November 12, 2013

Poll: The Influence of Sesame Street

Steve Patterson is doing a poll in UrbanReview STL: How did Sesame Street influence your childhood perceptions of urban neighborhoods?”

Steve grew up here:

Ses 1

My family moved into a brand new home in suburban Oklahoma City just months before I was born. Our subdivision lacked sidewalks, we had a 9-car driveway.

This is what he saw on TV:


Watching Sesame Street though, I knew there was another way to live.  I’m not sure when I got too old for Sesame Street, but the images of the conversations on the front stoop stayed in my memory.  Looking back, I think Sesame Street gave me a very positive image of urban neighborhoods.

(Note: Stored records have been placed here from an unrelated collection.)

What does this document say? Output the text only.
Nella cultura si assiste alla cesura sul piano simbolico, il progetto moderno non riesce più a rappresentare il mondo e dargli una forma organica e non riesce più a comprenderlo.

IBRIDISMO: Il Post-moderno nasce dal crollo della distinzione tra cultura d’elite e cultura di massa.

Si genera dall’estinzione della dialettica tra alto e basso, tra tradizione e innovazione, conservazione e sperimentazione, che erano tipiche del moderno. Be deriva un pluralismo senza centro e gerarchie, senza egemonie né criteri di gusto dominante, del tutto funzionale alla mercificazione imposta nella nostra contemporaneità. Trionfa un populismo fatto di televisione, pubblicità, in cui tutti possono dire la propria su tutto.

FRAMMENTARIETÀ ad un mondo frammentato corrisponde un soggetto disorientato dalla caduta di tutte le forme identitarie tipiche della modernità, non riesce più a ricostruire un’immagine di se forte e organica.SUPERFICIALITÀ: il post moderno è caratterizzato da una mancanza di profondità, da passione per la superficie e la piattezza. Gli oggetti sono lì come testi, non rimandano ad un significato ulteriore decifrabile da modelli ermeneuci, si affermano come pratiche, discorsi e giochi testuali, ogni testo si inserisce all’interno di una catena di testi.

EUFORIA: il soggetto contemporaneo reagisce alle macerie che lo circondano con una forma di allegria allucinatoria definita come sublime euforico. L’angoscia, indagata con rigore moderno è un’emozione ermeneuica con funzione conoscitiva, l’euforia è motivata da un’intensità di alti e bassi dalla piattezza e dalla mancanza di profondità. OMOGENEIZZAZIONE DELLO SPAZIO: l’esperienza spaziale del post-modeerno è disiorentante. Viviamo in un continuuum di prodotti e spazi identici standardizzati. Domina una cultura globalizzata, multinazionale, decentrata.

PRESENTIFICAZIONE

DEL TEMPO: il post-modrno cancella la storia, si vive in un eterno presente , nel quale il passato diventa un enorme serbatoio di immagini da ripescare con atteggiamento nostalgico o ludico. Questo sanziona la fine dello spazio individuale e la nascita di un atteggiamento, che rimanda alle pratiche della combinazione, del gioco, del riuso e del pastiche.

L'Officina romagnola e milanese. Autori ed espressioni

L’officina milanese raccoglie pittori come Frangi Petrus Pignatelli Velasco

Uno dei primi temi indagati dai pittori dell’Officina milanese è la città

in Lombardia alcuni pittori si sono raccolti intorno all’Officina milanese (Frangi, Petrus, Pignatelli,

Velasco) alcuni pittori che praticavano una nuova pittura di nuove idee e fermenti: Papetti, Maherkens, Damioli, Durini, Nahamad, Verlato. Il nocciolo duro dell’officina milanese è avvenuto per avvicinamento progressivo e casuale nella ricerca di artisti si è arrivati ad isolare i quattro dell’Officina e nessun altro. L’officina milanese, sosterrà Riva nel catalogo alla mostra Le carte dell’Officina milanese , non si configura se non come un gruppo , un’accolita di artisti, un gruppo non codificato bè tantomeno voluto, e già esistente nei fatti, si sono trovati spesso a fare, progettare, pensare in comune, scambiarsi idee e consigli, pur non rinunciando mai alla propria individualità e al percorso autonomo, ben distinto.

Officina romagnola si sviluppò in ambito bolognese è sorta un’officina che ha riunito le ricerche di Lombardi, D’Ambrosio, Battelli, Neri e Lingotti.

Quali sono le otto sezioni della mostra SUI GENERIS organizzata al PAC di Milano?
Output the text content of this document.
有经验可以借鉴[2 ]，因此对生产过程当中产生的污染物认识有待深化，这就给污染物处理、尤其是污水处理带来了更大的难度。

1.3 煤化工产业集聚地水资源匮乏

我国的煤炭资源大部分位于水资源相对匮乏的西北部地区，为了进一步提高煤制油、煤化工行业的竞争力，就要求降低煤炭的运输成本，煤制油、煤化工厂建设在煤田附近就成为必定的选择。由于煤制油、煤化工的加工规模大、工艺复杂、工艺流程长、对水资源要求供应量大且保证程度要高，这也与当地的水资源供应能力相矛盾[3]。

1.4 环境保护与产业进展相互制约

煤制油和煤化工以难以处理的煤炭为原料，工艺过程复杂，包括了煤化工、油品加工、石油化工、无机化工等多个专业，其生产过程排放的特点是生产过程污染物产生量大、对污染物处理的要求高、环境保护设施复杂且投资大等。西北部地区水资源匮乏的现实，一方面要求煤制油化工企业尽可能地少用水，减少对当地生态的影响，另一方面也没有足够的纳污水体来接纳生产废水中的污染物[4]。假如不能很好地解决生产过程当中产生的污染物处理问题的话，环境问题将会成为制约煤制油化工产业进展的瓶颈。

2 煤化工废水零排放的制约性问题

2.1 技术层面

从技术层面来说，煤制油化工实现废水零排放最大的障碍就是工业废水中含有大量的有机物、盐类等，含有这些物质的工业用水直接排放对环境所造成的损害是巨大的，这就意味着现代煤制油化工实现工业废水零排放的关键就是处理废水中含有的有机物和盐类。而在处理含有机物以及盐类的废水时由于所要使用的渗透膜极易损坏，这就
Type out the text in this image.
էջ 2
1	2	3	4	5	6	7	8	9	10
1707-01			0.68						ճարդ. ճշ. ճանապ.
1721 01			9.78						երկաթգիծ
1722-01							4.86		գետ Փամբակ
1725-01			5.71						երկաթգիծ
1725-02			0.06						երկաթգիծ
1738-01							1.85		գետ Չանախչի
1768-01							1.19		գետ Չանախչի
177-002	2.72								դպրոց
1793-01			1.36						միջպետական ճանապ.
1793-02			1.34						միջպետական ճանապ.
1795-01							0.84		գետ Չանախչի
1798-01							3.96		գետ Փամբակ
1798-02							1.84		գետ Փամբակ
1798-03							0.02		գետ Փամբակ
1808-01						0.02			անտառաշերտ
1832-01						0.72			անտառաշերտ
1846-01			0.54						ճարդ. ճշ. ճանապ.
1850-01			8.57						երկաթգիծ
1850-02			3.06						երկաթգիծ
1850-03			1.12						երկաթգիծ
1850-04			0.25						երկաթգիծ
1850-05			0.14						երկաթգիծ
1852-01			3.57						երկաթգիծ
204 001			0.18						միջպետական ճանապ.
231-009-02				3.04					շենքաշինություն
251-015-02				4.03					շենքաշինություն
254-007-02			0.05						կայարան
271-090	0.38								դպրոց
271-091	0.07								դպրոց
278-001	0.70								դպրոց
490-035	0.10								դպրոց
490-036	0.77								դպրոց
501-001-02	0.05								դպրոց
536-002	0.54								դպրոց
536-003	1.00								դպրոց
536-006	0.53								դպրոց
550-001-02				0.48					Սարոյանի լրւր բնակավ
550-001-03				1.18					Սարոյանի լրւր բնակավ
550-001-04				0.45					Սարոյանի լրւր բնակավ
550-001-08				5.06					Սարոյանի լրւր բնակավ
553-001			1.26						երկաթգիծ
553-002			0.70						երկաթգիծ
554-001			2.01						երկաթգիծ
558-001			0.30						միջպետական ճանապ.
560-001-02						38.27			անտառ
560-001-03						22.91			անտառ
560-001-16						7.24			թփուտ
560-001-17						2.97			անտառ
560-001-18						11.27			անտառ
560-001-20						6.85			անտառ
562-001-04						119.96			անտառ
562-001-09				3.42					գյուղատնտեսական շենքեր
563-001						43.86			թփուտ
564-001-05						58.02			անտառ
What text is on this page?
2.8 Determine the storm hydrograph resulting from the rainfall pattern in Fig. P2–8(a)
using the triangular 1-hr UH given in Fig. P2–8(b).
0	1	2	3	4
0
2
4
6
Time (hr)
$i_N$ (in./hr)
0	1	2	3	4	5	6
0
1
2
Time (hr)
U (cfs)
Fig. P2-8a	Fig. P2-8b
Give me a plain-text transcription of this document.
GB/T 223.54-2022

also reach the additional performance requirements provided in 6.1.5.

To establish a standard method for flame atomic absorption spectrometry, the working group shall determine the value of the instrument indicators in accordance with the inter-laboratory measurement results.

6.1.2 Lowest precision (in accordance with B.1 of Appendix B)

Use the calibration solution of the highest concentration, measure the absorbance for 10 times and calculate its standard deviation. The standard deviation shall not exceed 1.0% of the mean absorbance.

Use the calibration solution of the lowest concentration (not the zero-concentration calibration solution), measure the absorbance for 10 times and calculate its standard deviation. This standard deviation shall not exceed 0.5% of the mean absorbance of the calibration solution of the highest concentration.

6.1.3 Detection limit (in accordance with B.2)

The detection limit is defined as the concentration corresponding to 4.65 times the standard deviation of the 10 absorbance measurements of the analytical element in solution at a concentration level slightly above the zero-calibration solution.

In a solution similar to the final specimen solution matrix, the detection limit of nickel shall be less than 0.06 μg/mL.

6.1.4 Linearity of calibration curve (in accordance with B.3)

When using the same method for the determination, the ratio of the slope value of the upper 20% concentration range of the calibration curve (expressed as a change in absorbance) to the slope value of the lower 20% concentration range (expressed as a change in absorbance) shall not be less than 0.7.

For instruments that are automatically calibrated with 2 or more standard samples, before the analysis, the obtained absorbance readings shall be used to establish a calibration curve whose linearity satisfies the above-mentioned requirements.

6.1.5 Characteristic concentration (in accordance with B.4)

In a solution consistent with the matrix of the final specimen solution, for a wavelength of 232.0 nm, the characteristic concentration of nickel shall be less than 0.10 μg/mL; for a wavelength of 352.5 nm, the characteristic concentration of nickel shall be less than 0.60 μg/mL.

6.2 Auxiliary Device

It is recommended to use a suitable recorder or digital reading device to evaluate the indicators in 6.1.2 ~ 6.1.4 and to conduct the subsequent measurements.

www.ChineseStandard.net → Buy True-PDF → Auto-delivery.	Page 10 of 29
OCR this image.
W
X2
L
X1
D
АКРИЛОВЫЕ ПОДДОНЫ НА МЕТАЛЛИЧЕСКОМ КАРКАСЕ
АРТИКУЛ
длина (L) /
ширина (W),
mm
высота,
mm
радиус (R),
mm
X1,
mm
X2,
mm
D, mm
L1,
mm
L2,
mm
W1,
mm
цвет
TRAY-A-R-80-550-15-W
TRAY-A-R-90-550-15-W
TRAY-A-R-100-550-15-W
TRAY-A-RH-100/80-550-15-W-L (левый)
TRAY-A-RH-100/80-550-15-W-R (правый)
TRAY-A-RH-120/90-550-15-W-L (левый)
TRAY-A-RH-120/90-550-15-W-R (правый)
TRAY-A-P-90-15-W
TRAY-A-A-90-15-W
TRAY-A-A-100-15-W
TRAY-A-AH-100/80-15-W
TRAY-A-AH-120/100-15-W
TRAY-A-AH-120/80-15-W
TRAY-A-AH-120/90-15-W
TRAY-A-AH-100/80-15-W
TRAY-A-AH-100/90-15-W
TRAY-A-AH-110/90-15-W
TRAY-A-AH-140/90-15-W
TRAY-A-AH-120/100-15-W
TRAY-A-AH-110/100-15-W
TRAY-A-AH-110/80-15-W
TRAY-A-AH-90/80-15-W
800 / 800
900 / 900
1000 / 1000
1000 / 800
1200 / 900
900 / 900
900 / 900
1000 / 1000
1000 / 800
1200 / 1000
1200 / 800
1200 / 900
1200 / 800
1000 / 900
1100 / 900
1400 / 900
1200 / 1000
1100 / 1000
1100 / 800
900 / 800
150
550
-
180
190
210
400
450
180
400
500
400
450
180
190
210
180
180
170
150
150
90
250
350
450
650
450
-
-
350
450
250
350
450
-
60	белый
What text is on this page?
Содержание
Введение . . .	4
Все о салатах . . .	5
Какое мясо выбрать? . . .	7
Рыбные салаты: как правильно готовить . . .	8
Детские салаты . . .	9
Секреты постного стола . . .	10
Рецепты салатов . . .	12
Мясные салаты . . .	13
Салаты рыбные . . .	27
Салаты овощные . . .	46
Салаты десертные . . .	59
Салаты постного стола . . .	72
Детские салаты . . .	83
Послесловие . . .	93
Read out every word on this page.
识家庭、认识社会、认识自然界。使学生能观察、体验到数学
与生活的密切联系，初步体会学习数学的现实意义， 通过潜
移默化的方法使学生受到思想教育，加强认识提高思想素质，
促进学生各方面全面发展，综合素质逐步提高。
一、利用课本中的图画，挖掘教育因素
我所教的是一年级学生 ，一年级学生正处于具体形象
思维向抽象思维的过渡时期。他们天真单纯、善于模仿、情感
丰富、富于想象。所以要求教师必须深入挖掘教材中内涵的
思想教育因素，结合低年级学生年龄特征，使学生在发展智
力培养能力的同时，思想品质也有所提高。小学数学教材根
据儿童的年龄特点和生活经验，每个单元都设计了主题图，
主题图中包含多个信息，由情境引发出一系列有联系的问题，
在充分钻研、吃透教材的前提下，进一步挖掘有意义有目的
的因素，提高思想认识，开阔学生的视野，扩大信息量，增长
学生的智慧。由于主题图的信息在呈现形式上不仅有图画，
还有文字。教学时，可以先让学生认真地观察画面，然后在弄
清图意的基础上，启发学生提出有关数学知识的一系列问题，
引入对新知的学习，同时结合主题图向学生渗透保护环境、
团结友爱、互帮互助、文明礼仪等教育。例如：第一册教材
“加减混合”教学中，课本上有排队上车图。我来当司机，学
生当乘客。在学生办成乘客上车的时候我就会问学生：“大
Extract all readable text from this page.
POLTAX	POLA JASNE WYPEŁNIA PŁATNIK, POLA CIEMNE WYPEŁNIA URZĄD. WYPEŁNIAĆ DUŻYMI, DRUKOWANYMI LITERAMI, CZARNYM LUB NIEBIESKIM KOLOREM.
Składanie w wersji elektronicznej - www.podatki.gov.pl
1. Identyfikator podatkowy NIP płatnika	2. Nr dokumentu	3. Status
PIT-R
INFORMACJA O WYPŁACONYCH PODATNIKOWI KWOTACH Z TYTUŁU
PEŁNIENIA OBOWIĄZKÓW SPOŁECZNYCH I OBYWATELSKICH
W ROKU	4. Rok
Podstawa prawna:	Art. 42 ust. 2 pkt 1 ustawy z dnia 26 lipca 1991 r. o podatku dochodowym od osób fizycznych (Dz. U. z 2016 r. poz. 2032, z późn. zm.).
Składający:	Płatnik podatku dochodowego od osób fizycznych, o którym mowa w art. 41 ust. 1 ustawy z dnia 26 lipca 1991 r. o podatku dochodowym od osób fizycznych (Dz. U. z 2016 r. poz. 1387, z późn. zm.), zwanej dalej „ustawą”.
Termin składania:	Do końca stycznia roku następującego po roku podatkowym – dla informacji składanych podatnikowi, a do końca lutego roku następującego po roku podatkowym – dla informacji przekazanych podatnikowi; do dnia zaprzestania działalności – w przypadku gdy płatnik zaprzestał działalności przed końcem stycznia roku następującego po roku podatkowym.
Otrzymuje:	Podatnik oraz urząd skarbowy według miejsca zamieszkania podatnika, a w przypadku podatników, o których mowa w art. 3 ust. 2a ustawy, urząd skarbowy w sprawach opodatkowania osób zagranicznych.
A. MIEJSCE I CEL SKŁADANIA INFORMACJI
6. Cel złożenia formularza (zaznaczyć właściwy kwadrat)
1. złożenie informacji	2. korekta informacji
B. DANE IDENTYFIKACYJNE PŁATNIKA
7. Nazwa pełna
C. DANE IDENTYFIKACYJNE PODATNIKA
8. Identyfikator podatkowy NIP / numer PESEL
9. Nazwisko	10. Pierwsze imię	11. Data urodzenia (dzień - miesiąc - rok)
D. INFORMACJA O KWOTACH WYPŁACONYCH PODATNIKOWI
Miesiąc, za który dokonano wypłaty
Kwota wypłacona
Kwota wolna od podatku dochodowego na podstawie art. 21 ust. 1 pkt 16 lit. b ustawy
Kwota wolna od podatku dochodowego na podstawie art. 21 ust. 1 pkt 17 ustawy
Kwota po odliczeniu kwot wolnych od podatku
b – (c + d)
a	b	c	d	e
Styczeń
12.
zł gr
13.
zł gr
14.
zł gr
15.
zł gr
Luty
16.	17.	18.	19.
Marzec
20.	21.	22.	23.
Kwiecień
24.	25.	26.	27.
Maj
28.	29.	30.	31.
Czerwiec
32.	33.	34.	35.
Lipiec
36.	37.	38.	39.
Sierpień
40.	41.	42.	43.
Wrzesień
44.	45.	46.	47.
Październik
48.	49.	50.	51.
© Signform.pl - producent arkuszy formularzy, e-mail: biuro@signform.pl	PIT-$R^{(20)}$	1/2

That’s the subject of the poll, the question being “How did Sesame Street influence your childhood perceptions of urban neighborhoods?”  Vote here.


For comparison, an article and video just out in Atlantic Cities: A City With No Children – Kaid Benfield’s take on how suburban communities, which families choose because they believe them to be safe and nurturing for their children, have become places where children are not allowed unsupervised play outside.

These two themes come dramatically together in the case of Tammy Cooper, the mom who was arrested for allowing her kids to ride their scooters in a cul-de-sac in La Porte, Texas, a suburb of Houston.


UPDATE: Getting from here to there makes connections (and provides links) to popular TV shows from the 80s to make the point that urban places have always been the settings for young people.